| Asset / Company | Move |
|---|---|
| Maersk (MAERSK-B) | +4–7% |
| Hapag-Lloyd (HLAG) | +4–7% |
| Frontline (FRO) tankers | Strong spike |
| Lockheed Martin (LMT) | ↑ defense demand |
| RTX / Raytheon (RTX) | ↑ Patriot systems |
| Chinese equities (Hang Seng) | Outperformed peers |
| European industrials | −30% margin surcharges |
| EU nat. gas (TTF) | +60% since Feb 28 |
China built its growth model on one elegant arbitrage: buy energy from sanctioned countries at a fraction of market price. Venezuela delivered that energy nearly for free through the Fondo Conjunto Chino-Venezolano — $106B in loans repaid in oil. Russia delivered it at $33 a barrel when the world price was $60. Iran filled the rest. In a single month, all three collapsed simultaneously.
Russia is the black swan winner. Two years of fiscal bleeding — Urals below $40, the shadow fleet hunted, China demanding ever-deeper discounts — and then suddenly: Hormuz closes, Iran exports collapse, India retreats under US pressure, and China comes back to Moscow not as a buyer with leverage, but as a buyer with no alternative. The war that was not Russia's just handed Putin a $1.6 billion monthly bonus for every $10 the barrel rises.

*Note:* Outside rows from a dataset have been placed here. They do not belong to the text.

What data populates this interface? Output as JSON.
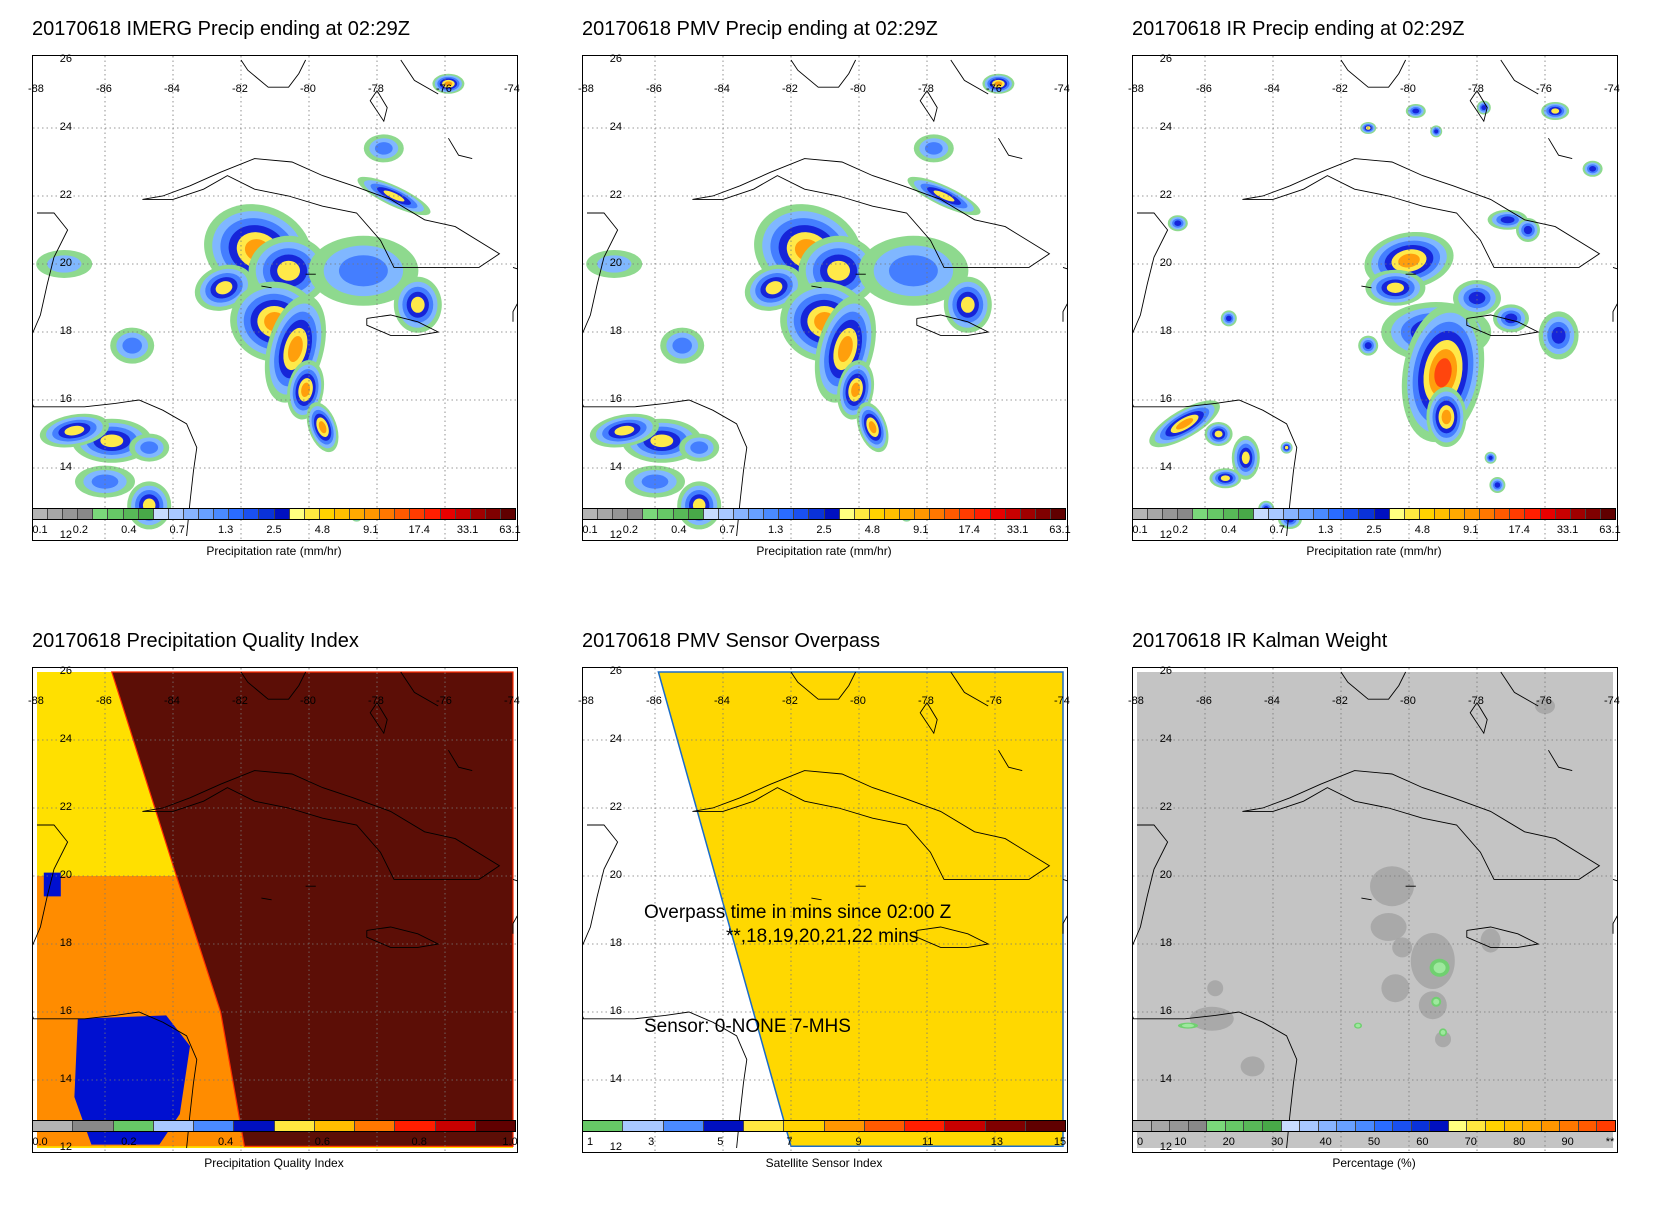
{
  "lon_labels": [
    "-88",
    "-86",
    "-84",
    "-82",
    "-80",
    "-78",
    "-76",
    "-74"
  ],
  "lat_labels": [
    "26",
    "24",
    "22",
    "20",
    "18",
    "16",
    "14",
    "12"
  ],
  "panels": [
    {
      "id": "imerg",
      "title": "20170618 IMERG Precip ending at 02:29Z",
      "kind": "precip",
      "colorbar": {
        "label": "Precipitation rate (mm/hr)",
        "ticks": [
          "0.1",
          "0.2",
          "0.4",
          "0.7",
          "1.3",
          "2.5",
          "4.8",
          "9.1",
          "17.4",
          "33.1",
          "63.1"
        ],
        "colors": [
          "#b4b4b4",
          "#a6a6a6",
          "#969696",
          "#888888",
          "#7ad87a",
          "#66c866",
          "#58b858",
          "#48a848",
          "#c8dcff",
          "#a8c8ff",
          "#88b4ff",
          "#68a0ff",
          "#4a8aff",
          "#2a6cff",
          "#1a50f0",
          "#0a32d8",
          "#0010c0",
          "#ffff80",
          "#ffe840",
          "#ffd200",
          "#ffbe00",
          "#ffaa00",
          "#ff9600",
          "#ff7800",
          "#ff5a00",
          "#ff3c00",
          "#ff1e00",
          "#e80000",
          "#c80000",
          "#a00000",
          "#800000",
          "#600000"
        ]
      }
    },
    {
      "id": "pmv",
      "title": "20170618 PMV Precip ending at 02:29Z",
      "kind": "precip",
      "colorbar": {
        "label": "Precipitation rate (mm/hr)",
        "ticks": [
          "0.1",
          "0.2",
          "0.4",
          "0.7",
          "1.3",
          "2.5",
          "4.8",
          "9.1",
          "17.4",
          "33.1",
          "63.1"
        ],
        "colors": [
          "#b4b4b4",
          "#a6a6a6",
          "#969696",
          "#888888",
          "#7ad87a",
          "#66c866",
          "#58b858",
          "#48a848",
          "#c8dcff",
          "#a8c8ff",
          "#88b4ff",
          "#68a0ff",
          "#4a8aff",
          "#2a6cff",
          "#1a50f0",
          "#0a32d8",
          "#0010c0",
          "#ffff80",
          "#ffe840",
          "#ffd200",
          "#ffbe00",
          "#ffaa00",
          "#ff9600",
          "#ff7800",
          "#ff5a00",
          "#ff3c00",
          "#ff1e00",
          "#e80000",
          "#c80000",
          "#a00000",
          "#800000",
          "#600000"
        ]
      }
    },
    {
      "id": "ir",
      "title": "20170618 IR Precip ending at 02:29Z",
      "kind": "precip",
      "colorbar": {
        "label": "Precipitation rate (mm/hr)",
        "ticks": [
          "0.1",
          "0.2",
          "0.4",
          "0.7",
          "1.3",
          "2.5",
          "4.8",
          "9.1",
          "17.4",
          "33.1",
          "63.1"
        ],
        "colors": [
          "#b4b4b4",
          "#a6a6a6",
          "#969696",
          "#888888",
          "#7ad87a",
          "#66c866",
          "#58b858",
          "#48a848",
          "#c8dcff",
          "#a8c8ff",
          "#88b4ff",
          "#68a0ff",
          "#4a8aff",
          "#2a6cff",
          "#1a50f0",
          "#0a32d8",
          "#0010c0",
          "#ffff80",
          "#ffe840",
          "#ffd200",
          "#ffbe00",
          "#ffaa00",
          "#ff9600",
          "#ff7800",
          "#ff5a00",
          "#ff3c00",
          "#ff1e00",
          "#e80000",
          "#c80000",
          "#a00000",
          "#800000",
          "#600000"
        ]
      }
    },
    {
      "id": "pqi",
      "title": "20170618 Precipitation Quality Index",
      "kind": "quality",
      "colorbar": {
        "label": "Precipitation Quality Index",
        "ticks": [
          "0.0",
          "0.2",
          "0.4",
          "0.6",
          "0.8",
          "1.0"
        ],
        "colors": [
          "#b4b4b4",
          "#888888",
          "#66c866",
          "#a8c8ff",
          "#4a8aff",
          "#0010c0",
          "#ffe840",
          "#ffbe00",
          "#ff7800",
          "#ff1e00",
          "#c80000",
          "#600000"
        ]
      }
    },
    {
      "id": "overpass",
      "title": "20170618 PMV Sensor Overpass",
      "kind": "overpass",
      "overlay": {
        "line1": "Overpass time in mins since 02:00 Z",
        "line2": "**,18,19,20,21,22 mins",
        "line3": "Sensor:   0-NONE  7-MHS"
      },
      "colorbar": {
        "label": "Satellite Sensor Index",
        "ticks": [
          "1",
          "3",
          "5",
          "7",
          "9",
          "11",
          "13",
          "15"
        ],
        "colors": [
          "#66c866",
          "#a8c8ff",
          "#4a8aff",
          "#0010c0",
          "#ffe840",
          "#ffd200",
          "#ff9600",
          "#ff5a00",
          "#ff1e00",
          "#c80000",
          "#800000",
          "#600000"
        ]
      }
    },
    {
      "id": "kalman",
      "title": "20170618 IR Kalman Weight",
      "kind": "kalman",
      "colorbar": {
        "label": "Percentage (%)",
        "ticks": [
          "0",
          "10",
          "20",
          "30",
          "40",
          "50",
          "60",
          "70",
          "80",
          "90",
          "**"
        ],
        "colors": [
          "#b4b4b4",
          "#a6a6a6",
          "#969696",
          "#888888",
          "#7ad87a",
          "#66c866",
          "#58b858",
          "#48a848",
          "#c8dcff",
          "#a8c8ff",
          "#88b4ff",
          "#68a0ff",
          "#4a8aff",
          "#2a6cff",
          "#1a50f0",
          "#0a32d8",
          "#0010c0",
          "#ffff80",
          "#ffe840",
          "#ffd200",
          "#ffbe00",
          "#ffaa00",
          "#ff9600",
          "#ff7800",
          "#ff5a00",
          "#ff3c00"
        ]
      }
    }
  ]
}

Europe's trap is structural, not accidental. It replaced Russian gas dependency with Qatari LNG dependency, arriving at this crisis with storage at 30% — the lowest in years — precisely when Qatar's Ras Laffan goes offline. Germany now gets 96% of its LNG from the United States. That supplier is called Trump. When Merz sat silent next to him in the White House as he threatened Spain, the energy ledger was on his mind.
The Saudi pipeline reroute is the one structural change that may outlast the war. Discussions to revive the 1950 Trans-Arabian Pipeline — through Israel to the Mediterranean — were unthinkable six months ago. Today they appear in government briefings. Geography, once again, is destiny.